Beth SavageThe 2016 Masters Tournament is in the history books. Jordan Spieth had what some are calling an epic meltdown on the final 9 holes of the tournament and, in a come-from-behind victory, Danny Willett earned the green jacket. The tournament is touted as a tradition unlike any other.™  Edge-of-your seat drama aside, does this tradition actually represent a stable process?

The tournament that began in 1934 is held at the same course every year. Augusta National is a par 72 course. Unlike most other golf courses in the US, Augusta National has never been rated, although it has been unofficially rated twice by a team assembled by Golf Digest at 76.2.and 78.1. A control chart of the average of the four winning rounds from 1934 to 2016 reveals that collectively the winners have beaten par, averaging 69.87.

Using all of the data to create the control limits in the above chart, two out-of-control situations are revealed: a run above the mean from 1956-1963 and a run below the mean from 1990-1998. If not for 1999, which is slightly above the mean, we would have witnessed 16 consecutive years below the mean.
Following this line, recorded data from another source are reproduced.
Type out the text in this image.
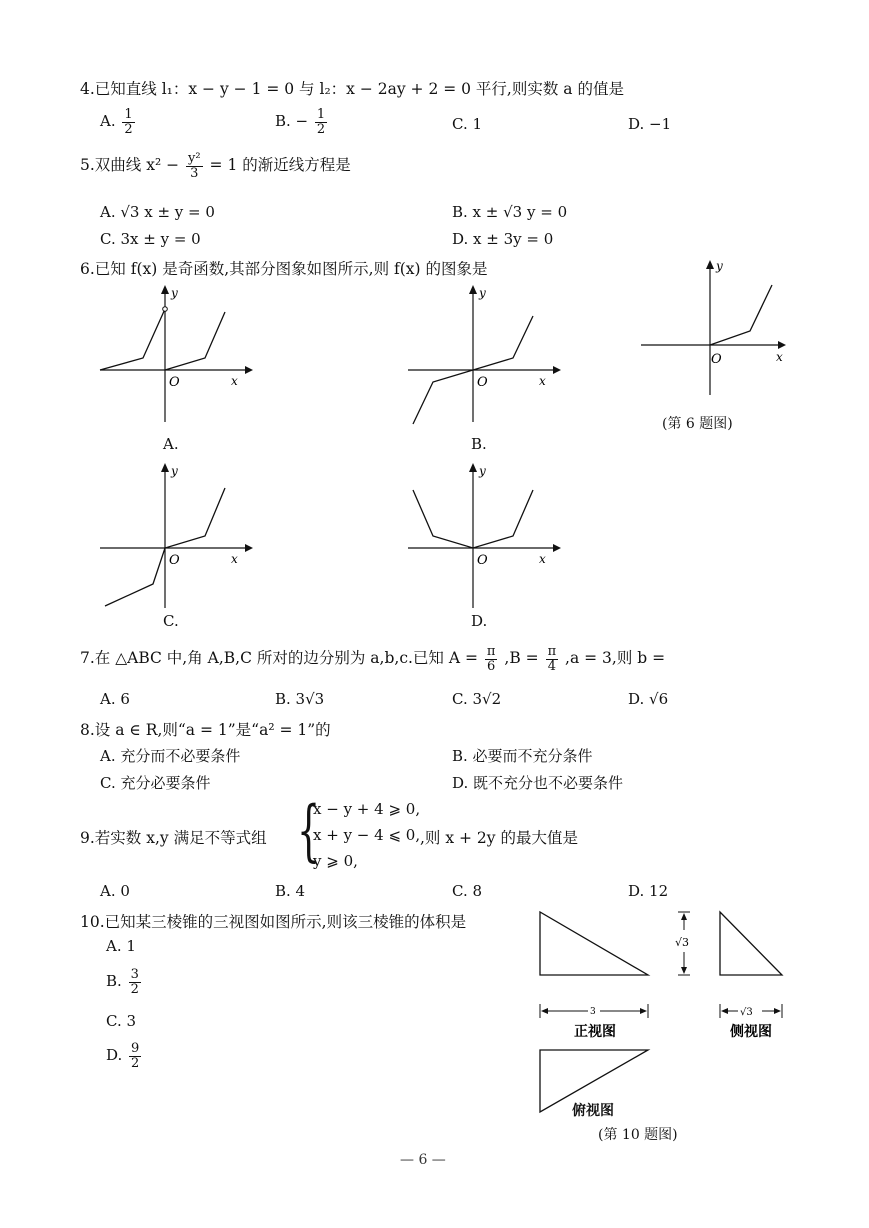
4.已知直线 l₁：x − y − 1 = 0 与 l₂：x − 2ay + 2 = 0 平行,则实数 a 的值是
A. $\frac{1}{2}$	B. − $\frac{1}{2}$	C. 1	D. −1
5.双曲线 $x^2 - \frac{\text{y²}}{3} = 1$ 的渐近线方程是
A. √3 x ± y = 0	B. x ± √3 y = 0
C. 3x ± y = 0	D. x ± 3y = 0
6.已知 f(x) 是奇函数,其部分图象如图所示,则 f(x) 的图象是
y
x
O
A.
y
x
O
B.
y
x
O
(第 6 题图)
y
x
O
C.
y
x
O
D.
7.在 △ABC 中,角 A,B,C 所对的边分别为 a,b,c.已知 $A = \frac{\pi}{6} ,B = \frac{\pi}{4} ,a = 3$,则 b =
A. 6	B. 3√3	C. 3√2	D. √6
8.设 a ∈ R,则“a = 1”是“a² = 1”的
A. 充分而不必要条件	B. 必要而不充分条件
C. 充分必要条件	D. 既不充分也不必要条件
9.若实数 x,y 满足不等式组 {
x − y + 4 ⩾ 0,
x + y − 4 ⩽ 0,
y ⩾ 0,
,则 x + 2y 的最大值是
A. 0	B. 4	C. 8	D. 12
10.已知某三棱锥的三视图如图所示,则该三棱锥的体积是
A. 1
B. $\frac{3}{2}$
C. 3
D. $\frac{9}{2}$
√3
3	√3
正视图	侧视图
俯视图
(第 10 题图)
— 6 —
Given the increase in the quality of competition and improvements in golf equipment over the past 80 plus years, it isn’t too surprising that scores have decreased.

The second chart below defines The Masters winning golf scores as two processes, one from 1934 to 1973, and a second 1974 to 2015. Creating two sets of limits does eliminate the out-of-control situations that appeared in the previous chart, but a new out- of-control condition appears on the range chart for 1989. This is the year that Nick Faldo, another Englishman, won his first Masters. After scoring a third-round 77 in the midst of bad weather, he took advantage of Scott Hoch’s now infamous choke, and closed with a fourth round 65. He switched putters before that last round, a fruitful move (to the tune of $200,000). That new putter helped him score the low round of the tournament and sink a birdie putt to win in a sudden death playoff with Hoch.

So which control chart appears more useful to you? It likely depends on what question you are trying to answer.

If you are looking for signals in the data so that you can investigate causes of trends, the first chart might be the better choice. Was the Augusta course altered in 1956 in a way that caused scores to go up? Did the introduction of the stainless steel driver cause scores to fall in the early 1990s?

If you want to highlight the overall improvements, both in winning scores and in reduced variation, you might find the second chart useful. Or, it may just be your ticket to that new putter.

3 thoughts on “The Masters: A stable or unstable tradition?

  1. This seems like a good opportunity to use a time-weighted chart to look more closely at the shift.